Bu yeni test yöntemine “anne kanında serbest fetal DNA” (cffDNA) veya non-invaziv prenatal test (NIPT) adı veriliyor. Bu hücreler, hamileliğin 11. haftasından itibaren anne kanında tespit edilebilir ve doğumdan sonra artık bulunmaz. Şu anda testin %100 hassasiyete ulaşmadığı için tarama amacıyla kullanılıyor, ancak gelecekte tanı amaçlı olarak kullanılabileceği düşünülüyor.

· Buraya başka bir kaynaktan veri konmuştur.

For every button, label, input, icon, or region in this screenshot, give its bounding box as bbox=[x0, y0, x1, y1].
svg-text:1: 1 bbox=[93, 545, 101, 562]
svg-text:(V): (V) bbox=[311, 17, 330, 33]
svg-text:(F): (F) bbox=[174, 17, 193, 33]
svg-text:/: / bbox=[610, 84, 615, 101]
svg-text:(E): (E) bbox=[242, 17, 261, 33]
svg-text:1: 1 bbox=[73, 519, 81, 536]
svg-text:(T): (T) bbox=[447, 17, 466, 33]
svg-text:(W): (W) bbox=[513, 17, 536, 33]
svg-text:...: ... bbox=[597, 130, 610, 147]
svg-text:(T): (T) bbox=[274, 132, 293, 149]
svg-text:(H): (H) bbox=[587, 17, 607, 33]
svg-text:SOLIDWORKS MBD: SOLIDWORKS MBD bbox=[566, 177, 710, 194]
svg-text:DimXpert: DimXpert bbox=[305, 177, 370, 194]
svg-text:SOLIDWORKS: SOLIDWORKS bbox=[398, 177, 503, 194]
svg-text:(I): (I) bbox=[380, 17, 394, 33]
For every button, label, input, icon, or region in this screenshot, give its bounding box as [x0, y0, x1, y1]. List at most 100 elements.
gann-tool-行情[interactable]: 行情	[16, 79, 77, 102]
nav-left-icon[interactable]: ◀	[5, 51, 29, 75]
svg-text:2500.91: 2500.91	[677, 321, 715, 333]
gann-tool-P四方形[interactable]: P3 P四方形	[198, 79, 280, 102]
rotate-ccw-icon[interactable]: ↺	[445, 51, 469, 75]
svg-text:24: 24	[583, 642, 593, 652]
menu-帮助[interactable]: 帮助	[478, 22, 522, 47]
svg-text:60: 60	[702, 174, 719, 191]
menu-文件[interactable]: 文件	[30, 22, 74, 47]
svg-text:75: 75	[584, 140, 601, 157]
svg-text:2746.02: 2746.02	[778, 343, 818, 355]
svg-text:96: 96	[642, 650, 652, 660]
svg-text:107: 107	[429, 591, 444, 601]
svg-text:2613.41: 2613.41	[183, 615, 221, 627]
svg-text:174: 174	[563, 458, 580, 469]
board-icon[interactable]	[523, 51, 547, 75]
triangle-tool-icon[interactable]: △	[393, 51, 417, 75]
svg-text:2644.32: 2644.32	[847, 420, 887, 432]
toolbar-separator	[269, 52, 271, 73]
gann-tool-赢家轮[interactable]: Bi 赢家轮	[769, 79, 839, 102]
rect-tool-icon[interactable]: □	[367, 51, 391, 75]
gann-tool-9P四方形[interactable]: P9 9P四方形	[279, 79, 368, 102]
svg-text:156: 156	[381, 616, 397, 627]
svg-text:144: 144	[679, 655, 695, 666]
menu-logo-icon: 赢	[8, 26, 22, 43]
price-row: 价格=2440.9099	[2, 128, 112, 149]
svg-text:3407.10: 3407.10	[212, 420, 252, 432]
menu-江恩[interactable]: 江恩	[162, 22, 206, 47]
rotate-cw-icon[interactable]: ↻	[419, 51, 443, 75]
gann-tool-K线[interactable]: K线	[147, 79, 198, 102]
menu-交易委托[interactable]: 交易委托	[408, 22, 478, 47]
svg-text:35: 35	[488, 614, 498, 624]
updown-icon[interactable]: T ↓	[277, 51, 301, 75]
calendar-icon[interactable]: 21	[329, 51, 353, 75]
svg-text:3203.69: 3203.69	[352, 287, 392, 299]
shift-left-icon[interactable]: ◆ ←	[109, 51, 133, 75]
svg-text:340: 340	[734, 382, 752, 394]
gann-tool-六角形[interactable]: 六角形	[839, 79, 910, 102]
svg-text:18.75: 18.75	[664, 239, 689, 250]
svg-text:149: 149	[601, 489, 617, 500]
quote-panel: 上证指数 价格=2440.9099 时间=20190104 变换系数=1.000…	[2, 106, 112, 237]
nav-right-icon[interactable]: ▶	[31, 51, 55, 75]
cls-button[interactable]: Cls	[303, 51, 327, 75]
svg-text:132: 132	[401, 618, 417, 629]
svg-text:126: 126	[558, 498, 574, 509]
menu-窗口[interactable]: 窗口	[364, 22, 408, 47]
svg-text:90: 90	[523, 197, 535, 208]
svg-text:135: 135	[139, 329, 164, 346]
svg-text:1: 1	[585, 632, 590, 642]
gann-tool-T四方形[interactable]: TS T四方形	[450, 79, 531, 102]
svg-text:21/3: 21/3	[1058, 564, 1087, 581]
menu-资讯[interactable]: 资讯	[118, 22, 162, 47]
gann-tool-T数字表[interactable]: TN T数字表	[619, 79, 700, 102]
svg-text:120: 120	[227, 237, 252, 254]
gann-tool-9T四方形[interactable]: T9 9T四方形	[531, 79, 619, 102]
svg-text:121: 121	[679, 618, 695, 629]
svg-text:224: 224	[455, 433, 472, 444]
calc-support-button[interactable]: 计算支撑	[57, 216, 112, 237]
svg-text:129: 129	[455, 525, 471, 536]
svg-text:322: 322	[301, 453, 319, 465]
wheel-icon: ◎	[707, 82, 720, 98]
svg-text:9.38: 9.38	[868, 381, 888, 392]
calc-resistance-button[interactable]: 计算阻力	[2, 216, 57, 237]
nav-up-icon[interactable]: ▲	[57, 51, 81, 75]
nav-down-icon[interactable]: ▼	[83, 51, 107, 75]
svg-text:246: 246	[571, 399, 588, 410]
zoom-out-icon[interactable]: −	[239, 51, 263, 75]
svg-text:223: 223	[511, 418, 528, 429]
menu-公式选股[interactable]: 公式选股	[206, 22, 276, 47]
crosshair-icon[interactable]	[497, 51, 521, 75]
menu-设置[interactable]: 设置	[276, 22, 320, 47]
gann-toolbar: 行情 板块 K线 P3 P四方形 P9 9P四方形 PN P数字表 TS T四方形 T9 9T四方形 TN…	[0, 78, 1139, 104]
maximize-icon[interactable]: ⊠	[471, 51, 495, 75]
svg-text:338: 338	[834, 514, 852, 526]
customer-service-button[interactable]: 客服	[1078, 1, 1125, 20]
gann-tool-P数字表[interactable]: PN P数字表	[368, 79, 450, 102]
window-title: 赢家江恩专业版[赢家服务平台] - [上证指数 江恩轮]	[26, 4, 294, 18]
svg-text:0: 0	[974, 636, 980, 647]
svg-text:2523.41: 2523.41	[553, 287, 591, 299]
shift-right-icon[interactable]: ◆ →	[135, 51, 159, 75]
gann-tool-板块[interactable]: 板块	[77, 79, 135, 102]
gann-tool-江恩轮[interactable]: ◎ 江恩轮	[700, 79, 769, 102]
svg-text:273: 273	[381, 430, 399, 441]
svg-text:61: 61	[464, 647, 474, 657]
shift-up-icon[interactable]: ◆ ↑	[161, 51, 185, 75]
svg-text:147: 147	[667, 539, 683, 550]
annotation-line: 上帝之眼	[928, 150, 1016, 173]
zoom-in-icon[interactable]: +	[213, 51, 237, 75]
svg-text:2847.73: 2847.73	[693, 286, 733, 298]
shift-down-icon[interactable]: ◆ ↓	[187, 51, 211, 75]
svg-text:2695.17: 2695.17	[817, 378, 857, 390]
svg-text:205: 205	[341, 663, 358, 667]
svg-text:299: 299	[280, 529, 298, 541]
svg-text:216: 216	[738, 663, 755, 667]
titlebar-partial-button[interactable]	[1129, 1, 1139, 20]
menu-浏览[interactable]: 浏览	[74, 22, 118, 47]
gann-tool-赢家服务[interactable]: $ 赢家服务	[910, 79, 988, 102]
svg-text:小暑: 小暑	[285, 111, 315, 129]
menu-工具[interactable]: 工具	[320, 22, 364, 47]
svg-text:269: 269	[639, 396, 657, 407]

NIPT, Trizomi 21 (Down Sendromu), Trizomi 18 ve Trizomi 13 gibi ikili ve üçlü kromozom anomalilerini araştırmada uygulanıyor. Trizomi 21 ve 18’de testin başarısı daha yüksek, Trizomi 13’te ise tespit oranı daha düşük. Anne-fetüs kan uyuşmazlığı durumunda da, fetal Rh hücrelerinin anne kanında tespiti bu testle yapılabilmektedir. Ancak yüksek maliyeti nedeniyle rutin kan uyuşmazlığı taramalarında kullanılmıyor; ancak olası kan uyuşmazlığına bağlı sorunlar söz konusu olduğunda tercih ediliyor. İlerleyen yıllarda bu testin geliştirilmesiyle daha fazla kromozomal hastalığın gebelikte saptanması mümkün olacaktır.
Günümüzde, tarama testinin pozitif çıktığı durumlarda, koryon villus biyopsisi (KVB) veya amniosentez gibi invaziv yöntemlerle %100 doğrulukta tanı konuluyor. Ancak bu invaziv yöntemler maliyetlidir. Gelecekte testin daha ucuz hale getirilmesi bekleniyor. Şu an için bu testler, özellikle Trizomi 21, 18 ve 13 gibi yüksek riskli gebeliklerde öneriliyor; düşük riskli gebeliklerde maliyet nedeniyle önerilmiyor.